From 73bd1895cd05fe2b7b9a5af70ef27a37ce7bc2de Mon Sep 17 00:00:00 2001
From: Stuart Gathman <stuart@gathman.org>
Date: Fri, 28 Mar 2014 03:09:10 +0000
Subject: [PATCH] Add dns name support for iniplist()

---
 Milter/utils.py | 17 +++++++++++++++++
 1 file changed, 17 insertions(+)

diff --git a/Milter/utils.py b/Milter/utils.py
index c8c3428..29141a4 100644
--- a/Milter/utils.py
+++ b/Milter/utils.py
@@ -11,6 +11,7 @@ from email.Header import decode_header
 #import email.Utils
 import rfc822
 
+dnsre = re.compile(r'^[a-z][-a-z\d.]+$', re.IGNORECASE)
 PAT_IP4 = r'\.'.join([r'(?:\d|[1-9]\d|1\d\d|2[0-4]\d|25[0-5])']*4)
 ip4re = re.compile(PAT_IP4+'$')
 ip6re = re.compile(                 '(?:%(hex4)s:){6}%(ls32)s$'
@@ -67,6 +68,12 @@ def iniplist(ipaddr,iplist):
   True
   >>> iniplist('192.168.0.45',['192.168.0.*'])
   True
+  >>> iniplist('4.2.2.2',['b.resolvers.Level3.net'])
+  True
+  >>> iniplist('2607:f8b0:4004:801::',['google.com/64'])
+  True
+  >>> iniplist('4.2.2.2',['nothing.example.com'])
+  False
   >>> iniplist('2001:610:779:0:223:6cff:fe9a:9cf3',['127.0.0.1','172.20.1.0/24','2001:610:779::/48'])
   True
   >>> iniplist('2G01:610:779:0:223:6cff:fe9a:9cf3',['127.0.0.1','172.20.1.0/24','2001:610:779::/48'])

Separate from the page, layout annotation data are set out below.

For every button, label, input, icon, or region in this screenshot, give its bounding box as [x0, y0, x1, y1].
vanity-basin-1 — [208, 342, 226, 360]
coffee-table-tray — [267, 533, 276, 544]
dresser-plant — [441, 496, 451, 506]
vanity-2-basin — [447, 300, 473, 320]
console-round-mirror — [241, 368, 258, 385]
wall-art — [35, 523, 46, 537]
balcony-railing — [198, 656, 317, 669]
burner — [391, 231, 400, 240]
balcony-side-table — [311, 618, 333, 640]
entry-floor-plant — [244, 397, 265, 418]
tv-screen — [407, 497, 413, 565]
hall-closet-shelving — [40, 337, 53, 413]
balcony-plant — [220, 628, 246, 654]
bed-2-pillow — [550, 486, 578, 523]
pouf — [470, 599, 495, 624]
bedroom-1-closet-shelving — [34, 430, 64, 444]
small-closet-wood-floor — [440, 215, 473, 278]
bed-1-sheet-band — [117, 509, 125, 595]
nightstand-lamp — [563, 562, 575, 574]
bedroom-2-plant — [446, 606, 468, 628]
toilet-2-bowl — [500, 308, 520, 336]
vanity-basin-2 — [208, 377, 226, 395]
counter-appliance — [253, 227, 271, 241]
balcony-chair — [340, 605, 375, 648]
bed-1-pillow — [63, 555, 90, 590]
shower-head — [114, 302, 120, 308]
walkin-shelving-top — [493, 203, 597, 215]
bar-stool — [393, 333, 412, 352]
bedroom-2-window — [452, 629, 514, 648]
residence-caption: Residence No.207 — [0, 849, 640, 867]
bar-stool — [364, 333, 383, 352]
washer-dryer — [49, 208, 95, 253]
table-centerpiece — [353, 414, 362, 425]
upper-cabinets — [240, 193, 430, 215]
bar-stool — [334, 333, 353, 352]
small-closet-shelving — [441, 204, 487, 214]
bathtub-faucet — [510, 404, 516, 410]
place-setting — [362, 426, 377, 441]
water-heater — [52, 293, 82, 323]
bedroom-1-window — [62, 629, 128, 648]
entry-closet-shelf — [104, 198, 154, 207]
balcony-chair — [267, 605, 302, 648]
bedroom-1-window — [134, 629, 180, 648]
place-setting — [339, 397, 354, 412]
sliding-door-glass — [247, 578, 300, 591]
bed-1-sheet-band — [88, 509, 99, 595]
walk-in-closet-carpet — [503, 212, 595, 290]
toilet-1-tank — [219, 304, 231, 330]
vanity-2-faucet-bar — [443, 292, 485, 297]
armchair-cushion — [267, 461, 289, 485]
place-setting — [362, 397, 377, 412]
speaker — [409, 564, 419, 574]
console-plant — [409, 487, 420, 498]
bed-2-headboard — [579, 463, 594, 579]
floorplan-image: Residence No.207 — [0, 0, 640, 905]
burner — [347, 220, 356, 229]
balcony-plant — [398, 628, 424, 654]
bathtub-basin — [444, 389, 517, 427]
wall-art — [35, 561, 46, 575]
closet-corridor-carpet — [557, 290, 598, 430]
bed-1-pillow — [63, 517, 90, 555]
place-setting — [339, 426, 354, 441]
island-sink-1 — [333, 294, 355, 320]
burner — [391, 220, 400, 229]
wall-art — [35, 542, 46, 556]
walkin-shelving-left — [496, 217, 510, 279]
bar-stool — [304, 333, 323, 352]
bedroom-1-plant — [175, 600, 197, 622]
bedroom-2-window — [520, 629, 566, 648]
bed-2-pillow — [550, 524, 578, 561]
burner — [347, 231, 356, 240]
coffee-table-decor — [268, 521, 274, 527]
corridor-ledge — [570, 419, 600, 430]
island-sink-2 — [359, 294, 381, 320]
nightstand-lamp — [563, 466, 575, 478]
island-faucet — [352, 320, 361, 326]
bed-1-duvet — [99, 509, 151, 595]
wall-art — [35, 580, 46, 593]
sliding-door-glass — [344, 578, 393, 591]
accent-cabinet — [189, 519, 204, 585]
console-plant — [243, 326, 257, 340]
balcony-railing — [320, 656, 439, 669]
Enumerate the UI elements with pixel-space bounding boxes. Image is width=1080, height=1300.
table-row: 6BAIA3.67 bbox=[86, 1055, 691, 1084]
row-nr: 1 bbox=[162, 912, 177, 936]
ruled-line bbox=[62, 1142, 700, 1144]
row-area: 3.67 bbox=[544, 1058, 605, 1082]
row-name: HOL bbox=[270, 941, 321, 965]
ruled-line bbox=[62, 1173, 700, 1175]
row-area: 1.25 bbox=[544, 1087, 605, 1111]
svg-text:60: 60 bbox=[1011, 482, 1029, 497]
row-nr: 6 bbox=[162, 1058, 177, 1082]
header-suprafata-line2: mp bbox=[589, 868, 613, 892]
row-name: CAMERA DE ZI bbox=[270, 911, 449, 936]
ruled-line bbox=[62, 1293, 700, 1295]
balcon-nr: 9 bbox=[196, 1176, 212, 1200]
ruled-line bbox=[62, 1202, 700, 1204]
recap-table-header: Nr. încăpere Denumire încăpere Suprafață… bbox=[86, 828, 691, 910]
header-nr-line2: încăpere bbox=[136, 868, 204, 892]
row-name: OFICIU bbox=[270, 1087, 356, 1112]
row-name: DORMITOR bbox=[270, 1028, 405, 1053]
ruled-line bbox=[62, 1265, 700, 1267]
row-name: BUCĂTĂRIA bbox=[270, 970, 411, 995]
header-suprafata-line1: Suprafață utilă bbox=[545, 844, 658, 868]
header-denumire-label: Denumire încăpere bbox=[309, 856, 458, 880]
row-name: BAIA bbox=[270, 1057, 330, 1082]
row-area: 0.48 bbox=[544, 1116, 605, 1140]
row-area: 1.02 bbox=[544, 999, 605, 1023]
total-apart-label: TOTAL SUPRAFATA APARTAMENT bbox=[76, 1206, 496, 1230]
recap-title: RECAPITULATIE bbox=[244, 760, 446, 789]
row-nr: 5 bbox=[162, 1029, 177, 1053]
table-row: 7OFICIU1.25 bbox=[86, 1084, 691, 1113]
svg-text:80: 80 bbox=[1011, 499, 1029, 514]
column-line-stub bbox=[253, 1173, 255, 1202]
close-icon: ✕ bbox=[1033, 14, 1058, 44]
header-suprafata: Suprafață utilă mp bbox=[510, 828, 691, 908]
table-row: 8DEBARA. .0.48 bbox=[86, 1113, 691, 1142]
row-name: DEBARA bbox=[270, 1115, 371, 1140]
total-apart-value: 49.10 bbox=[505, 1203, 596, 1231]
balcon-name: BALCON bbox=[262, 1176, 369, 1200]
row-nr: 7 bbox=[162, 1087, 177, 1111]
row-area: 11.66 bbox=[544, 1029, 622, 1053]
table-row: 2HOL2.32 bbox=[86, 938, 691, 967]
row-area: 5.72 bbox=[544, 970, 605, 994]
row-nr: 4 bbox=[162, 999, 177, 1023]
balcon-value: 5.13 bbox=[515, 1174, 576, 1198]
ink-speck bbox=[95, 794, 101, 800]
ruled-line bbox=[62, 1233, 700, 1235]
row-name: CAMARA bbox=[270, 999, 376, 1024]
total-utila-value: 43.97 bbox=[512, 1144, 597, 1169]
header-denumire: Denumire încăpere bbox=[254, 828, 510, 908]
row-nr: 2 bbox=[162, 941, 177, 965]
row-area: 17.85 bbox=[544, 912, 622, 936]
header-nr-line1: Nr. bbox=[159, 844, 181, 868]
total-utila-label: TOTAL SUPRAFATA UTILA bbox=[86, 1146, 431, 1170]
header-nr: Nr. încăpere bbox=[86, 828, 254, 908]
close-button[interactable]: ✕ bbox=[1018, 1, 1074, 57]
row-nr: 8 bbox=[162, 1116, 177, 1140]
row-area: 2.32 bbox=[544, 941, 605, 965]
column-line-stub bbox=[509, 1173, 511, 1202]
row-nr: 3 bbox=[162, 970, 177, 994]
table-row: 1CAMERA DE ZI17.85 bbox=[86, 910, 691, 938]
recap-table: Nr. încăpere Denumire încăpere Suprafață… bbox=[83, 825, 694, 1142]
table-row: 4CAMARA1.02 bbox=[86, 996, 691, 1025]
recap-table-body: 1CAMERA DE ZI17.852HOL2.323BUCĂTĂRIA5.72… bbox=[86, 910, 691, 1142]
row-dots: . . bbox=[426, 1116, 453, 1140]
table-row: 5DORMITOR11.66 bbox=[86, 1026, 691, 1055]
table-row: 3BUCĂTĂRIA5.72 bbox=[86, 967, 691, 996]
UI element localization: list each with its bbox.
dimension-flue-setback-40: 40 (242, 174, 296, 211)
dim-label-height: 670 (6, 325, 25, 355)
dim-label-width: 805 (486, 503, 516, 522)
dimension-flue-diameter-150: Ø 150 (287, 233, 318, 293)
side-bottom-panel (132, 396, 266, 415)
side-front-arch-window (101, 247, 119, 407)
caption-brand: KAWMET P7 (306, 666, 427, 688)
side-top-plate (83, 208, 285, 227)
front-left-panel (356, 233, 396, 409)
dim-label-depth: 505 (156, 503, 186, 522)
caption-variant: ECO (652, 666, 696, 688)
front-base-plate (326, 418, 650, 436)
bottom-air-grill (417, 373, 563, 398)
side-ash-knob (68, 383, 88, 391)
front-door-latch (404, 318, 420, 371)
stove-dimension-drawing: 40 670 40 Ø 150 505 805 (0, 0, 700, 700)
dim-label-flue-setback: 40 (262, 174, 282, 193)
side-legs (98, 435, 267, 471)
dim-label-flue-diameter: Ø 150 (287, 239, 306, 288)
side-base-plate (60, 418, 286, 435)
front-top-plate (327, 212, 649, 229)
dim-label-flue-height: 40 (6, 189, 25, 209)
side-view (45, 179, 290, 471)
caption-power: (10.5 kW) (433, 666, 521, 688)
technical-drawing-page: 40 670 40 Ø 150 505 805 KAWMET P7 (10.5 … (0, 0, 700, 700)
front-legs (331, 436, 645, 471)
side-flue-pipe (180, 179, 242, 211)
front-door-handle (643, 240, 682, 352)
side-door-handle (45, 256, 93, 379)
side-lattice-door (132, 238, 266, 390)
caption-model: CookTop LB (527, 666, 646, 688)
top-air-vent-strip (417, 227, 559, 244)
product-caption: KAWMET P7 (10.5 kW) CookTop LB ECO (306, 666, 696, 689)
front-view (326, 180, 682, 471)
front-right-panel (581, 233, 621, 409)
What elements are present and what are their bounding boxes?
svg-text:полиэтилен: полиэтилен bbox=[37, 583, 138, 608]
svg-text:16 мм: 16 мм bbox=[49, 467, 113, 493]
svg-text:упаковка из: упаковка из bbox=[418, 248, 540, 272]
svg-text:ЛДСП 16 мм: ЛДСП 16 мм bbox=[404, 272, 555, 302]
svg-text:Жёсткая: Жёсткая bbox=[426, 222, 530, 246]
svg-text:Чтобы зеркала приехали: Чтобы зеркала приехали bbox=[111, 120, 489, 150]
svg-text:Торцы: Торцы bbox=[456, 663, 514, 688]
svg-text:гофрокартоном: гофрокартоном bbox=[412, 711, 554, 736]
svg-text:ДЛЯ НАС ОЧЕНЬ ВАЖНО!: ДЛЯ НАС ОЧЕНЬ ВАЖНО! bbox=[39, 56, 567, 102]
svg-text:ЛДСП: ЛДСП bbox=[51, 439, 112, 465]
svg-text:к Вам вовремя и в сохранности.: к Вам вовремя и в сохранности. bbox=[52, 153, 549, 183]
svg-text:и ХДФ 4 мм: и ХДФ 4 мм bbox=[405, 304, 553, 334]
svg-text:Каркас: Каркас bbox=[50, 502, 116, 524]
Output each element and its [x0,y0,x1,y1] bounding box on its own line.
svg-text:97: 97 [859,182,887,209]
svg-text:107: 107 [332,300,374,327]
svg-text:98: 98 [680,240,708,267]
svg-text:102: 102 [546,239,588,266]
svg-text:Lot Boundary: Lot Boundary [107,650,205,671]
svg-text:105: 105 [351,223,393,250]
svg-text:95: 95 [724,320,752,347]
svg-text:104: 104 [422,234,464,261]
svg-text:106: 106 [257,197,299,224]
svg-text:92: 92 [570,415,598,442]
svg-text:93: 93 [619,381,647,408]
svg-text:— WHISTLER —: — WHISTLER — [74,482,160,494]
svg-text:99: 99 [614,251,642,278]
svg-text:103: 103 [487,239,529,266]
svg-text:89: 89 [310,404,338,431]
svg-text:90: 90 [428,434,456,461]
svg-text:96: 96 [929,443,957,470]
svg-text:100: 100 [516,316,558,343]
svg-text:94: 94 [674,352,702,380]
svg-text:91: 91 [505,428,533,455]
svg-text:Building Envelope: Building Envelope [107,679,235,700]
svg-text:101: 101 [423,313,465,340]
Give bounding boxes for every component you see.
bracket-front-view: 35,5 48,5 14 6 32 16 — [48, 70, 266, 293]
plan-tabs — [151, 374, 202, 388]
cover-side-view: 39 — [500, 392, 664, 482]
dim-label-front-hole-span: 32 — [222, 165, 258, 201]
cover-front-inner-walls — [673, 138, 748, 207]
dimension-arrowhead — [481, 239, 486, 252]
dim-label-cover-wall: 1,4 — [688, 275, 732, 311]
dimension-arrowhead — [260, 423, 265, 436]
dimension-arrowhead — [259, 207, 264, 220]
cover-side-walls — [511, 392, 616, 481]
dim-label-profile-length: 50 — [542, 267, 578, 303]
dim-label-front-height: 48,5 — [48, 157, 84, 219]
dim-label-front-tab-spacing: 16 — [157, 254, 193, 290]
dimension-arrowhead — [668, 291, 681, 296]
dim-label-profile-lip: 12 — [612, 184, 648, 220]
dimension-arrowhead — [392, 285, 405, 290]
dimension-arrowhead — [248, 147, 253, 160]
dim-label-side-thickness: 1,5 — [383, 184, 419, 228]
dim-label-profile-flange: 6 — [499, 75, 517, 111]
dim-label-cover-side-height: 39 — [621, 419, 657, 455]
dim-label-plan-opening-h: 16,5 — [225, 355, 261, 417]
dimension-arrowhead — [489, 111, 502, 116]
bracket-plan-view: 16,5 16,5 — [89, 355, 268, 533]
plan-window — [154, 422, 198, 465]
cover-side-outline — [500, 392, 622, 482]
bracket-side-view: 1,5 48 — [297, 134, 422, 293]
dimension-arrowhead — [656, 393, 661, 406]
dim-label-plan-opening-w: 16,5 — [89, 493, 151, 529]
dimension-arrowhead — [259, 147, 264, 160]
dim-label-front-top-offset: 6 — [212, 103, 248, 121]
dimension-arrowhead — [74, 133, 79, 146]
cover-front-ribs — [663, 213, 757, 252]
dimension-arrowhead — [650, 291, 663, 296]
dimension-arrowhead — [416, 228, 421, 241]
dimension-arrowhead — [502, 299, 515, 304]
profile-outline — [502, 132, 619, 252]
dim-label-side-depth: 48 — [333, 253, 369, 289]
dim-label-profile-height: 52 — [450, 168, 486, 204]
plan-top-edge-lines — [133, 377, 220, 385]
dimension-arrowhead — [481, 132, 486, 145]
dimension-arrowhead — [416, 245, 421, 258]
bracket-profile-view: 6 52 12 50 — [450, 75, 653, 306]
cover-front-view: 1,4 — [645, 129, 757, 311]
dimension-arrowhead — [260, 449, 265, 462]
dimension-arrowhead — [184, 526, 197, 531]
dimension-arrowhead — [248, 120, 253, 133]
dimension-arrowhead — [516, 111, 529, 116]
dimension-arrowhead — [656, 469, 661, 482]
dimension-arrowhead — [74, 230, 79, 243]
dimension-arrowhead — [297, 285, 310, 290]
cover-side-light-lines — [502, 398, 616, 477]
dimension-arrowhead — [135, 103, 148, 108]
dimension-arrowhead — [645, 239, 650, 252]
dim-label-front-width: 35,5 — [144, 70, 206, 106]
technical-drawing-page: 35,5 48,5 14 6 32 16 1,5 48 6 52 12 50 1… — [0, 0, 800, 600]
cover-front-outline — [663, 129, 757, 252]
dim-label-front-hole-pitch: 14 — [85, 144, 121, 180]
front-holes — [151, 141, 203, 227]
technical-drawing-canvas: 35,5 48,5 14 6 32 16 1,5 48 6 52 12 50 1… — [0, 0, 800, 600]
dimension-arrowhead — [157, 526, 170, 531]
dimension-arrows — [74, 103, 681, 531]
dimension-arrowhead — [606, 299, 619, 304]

@@ -75,8 +82,10 @@ def iniplist(ipaddr,iplist):
   ValueError: Invalid ip syntax:2G01:610:779:0:223:6cff:fe9a:9cf3
   """
   if ip4re.match(ipaddr):
+    fam = socket.AF_INET
     ipnum = addr2bin(ipaddr)
   elif ip6re.match(ipaddr):
+    fam = socket.AF_INET6
     ipnum = bin2long6(inet_pton(ipaddr))
   else:
     raise ValueError('Invalid ip syntax:'+ipaddr)
@@ -96,6 +105,13 @@ def iniplist(ipaddr,iplist):
         n = 128
       if cidr(bin2long6(inet_pton(p[0])),n,MASK6) == cidr(ipnum,n,MASK6):
         return True
+    elif dnsre.match(p[0]):
+      try:
+        sfx = '/'.join(['']+p[1:])
+        addrlist = [r[4][0]+sfx for r in socket.getaddrinfo(p[0],25,fam)]
+        if iniplist(ipaddr,addrlist):
+          return True
+      except socket.gaierror: pass
     elif fnmatchcase(ipaddr,pat):
       return True
   return False
@@ -103,6 +119,7 @@ def iniplist(ipaddr,iplist):
 ## Split email into Fullname and address.
 # This replaces <code>email.Utils.parseaddr</code> but fixes
 # some <a href="http://bugs.python.org/issue1025395">tricky test cases</a>.
+# Additional tricky cases are still broken.  Patches welcome.
 #
 def parseaddr(t):
   """Split email into Fullname and address.